Self-Drawn

What Is Self-Drawn

Self-Drawn in Chinese Mahjong is a 1-fan bonus for drawing your own winning tile from the wall, whether your hand is concealed or partially melded. It synergizes especially well with concealed strategies and can be a natural addition to other 1-fan or higher-value patterns.

The Tile Pattern of Self-Drawn

The Final Tile from the Wall: The crucial aspect is the source of the winning tile: you must draw it yourself from the live wall (or the extra draw if you declared a Kong, depending on rules).

No Specific Suit/Tile Requirements: Unlike other patterns, Self-Drawn does not impose restrictions on which tiles or suits appear in your hand. The only requirement is that you personally draw the winning tile.

Applicable to Any Hand Structure: You can complete your hand with sets (chows, pungs, kongs) and a pair in any combination. As long as you draw the final tile on your turn, you get the Self-Drawn bonus.

Fan Value of Self-Drawn

Under Chinese Mahjong, Self-Drawn is typically worth 1 fan. This 1-fan bonus stacks with any other patterns you fulfill in your hand. For instance, if you also have No Honors or Edge Wait, you add those fans together for the final score.

Strategies and Considerations of Self-Drawn

Concealed Hands vs. Quick Melds

  • While you can still claim Self-Drawn with melded sets, fully concealed hands often benefit more if they can also claim “Fully Concealed Hand” patterns.
  • If speed is your priority, you might form melds quickly. You’ll still get the Self-Drawn fan if you draw your winning tile, but you lose potential bonuses tied to being concealed.

Tile Counting and Wall Reading: Keep track of how many copies of your waiting tile have been discarded or are visible in melds. If very few copies remain, you may want to shift to a faster approach or a different wait. If many remain in the wall, waiting for a self-draw could be more appealing.

Timing: If you suspect another player is close to winning, you might decide to finish faster by calling a discard rather than trying to self-draw. Balancing the risk of someone else going out with your desire for the extra fan is key.

No Guarantee: Self-drawing is inherently luck-based—there is no certainty you will draw your needed tile, especially if the game is close to the last few tiles. Evaluate whether the incremental +1 fan is worth potentially missing a safer or quicker win on a discard.

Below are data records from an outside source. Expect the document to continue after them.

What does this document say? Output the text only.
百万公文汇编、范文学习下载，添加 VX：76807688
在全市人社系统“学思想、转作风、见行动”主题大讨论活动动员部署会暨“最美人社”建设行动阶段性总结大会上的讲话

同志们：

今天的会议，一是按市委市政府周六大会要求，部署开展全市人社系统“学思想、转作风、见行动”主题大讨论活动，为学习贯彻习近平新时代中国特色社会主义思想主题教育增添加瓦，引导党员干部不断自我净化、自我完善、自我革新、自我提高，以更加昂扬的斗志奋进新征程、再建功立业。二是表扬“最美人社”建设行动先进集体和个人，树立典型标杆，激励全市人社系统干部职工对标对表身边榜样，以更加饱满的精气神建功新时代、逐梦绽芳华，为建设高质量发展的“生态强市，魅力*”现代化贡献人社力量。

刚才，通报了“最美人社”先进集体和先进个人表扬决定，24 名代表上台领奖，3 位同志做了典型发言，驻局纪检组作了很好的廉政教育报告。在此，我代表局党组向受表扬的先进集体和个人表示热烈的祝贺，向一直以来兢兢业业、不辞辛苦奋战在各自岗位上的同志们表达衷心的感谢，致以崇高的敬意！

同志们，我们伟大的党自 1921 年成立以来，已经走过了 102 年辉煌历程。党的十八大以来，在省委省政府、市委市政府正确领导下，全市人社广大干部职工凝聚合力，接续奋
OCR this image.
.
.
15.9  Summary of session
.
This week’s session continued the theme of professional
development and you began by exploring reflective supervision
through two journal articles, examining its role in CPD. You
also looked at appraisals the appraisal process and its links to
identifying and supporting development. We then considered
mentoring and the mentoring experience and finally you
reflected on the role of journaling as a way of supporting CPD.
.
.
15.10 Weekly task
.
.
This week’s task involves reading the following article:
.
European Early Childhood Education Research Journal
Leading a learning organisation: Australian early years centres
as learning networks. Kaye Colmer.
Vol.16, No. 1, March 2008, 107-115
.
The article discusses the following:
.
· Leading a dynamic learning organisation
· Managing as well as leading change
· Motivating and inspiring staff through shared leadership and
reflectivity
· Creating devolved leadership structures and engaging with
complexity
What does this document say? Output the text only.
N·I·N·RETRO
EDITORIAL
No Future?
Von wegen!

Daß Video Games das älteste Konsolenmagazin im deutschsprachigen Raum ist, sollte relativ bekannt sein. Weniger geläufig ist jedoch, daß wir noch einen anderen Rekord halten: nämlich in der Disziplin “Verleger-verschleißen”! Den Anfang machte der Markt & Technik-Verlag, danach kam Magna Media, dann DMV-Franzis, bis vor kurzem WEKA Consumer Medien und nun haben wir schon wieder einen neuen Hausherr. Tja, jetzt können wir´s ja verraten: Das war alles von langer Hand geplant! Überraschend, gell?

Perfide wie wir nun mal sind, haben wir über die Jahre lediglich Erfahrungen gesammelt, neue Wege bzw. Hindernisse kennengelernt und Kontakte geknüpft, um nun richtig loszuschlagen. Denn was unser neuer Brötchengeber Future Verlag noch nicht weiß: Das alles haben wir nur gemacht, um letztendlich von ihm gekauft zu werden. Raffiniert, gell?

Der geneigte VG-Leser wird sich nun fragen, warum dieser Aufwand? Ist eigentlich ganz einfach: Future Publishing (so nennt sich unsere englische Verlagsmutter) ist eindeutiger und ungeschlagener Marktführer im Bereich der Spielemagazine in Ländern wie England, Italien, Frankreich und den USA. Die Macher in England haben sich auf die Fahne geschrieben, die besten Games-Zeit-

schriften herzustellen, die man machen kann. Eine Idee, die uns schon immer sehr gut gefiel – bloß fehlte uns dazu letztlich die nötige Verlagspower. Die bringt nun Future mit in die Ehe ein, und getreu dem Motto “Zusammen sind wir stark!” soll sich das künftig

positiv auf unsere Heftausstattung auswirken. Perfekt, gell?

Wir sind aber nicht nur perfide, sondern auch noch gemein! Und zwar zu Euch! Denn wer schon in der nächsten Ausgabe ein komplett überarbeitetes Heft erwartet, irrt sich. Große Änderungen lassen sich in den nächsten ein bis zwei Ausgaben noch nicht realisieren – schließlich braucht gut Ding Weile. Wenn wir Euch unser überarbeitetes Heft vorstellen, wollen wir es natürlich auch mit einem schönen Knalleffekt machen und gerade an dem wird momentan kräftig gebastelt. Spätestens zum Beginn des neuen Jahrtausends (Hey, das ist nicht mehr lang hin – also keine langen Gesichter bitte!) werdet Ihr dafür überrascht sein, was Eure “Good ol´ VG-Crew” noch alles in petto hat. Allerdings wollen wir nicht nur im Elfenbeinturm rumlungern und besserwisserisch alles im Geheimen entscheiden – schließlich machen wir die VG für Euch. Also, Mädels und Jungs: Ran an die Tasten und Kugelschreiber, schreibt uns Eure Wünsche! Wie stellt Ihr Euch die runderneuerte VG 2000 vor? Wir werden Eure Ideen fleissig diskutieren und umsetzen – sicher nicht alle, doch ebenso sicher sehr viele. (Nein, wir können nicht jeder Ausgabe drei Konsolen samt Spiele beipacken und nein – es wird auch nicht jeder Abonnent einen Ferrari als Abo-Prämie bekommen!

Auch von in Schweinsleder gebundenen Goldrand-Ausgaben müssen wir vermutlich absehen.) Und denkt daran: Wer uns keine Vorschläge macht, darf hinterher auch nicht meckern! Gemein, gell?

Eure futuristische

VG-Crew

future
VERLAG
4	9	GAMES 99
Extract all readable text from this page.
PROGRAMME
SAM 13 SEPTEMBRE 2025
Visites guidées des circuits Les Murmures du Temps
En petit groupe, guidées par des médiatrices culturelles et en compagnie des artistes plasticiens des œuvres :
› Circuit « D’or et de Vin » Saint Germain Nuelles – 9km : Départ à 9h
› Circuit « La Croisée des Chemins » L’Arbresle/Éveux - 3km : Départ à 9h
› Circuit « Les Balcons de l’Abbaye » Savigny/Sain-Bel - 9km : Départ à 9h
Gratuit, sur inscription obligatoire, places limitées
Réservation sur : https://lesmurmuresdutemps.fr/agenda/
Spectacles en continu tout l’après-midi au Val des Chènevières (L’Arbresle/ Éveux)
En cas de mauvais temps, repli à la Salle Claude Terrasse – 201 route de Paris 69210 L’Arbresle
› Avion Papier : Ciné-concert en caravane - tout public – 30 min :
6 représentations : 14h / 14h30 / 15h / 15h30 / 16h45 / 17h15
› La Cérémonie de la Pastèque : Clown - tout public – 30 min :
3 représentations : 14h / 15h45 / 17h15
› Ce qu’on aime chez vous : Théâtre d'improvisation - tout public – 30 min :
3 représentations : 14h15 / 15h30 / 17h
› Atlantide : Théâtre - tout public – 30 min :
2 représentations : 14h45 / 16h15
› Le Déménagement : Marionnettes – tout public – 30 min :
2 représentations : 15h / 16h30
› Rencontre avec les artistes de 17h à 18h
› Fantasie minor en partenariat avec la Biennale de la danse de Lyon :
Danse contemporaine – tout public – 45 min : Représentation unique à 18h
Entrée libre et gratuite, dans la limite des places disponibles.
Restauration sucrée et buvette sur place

Combining Self-Drawn with Other Patterns

  • Fully Concealed Hand: In many rulesets, a fully concealed hand that also wins by self-draw might get multiple fan bonuses—one for Self-Drawn and one for having no melded sets.
  • Wait-Based Bonuses: If your final wait is also an Edge Wait, Closed Wait, or Single Wait, you can add +1 fan for Self-Drawn and +1 fan for the specific wait pattern.
  • Suit-Based Patterns: Self-draw does not conflict with No Honors, One-Void Suit, or other tile-composition patterns. It simply adds on top.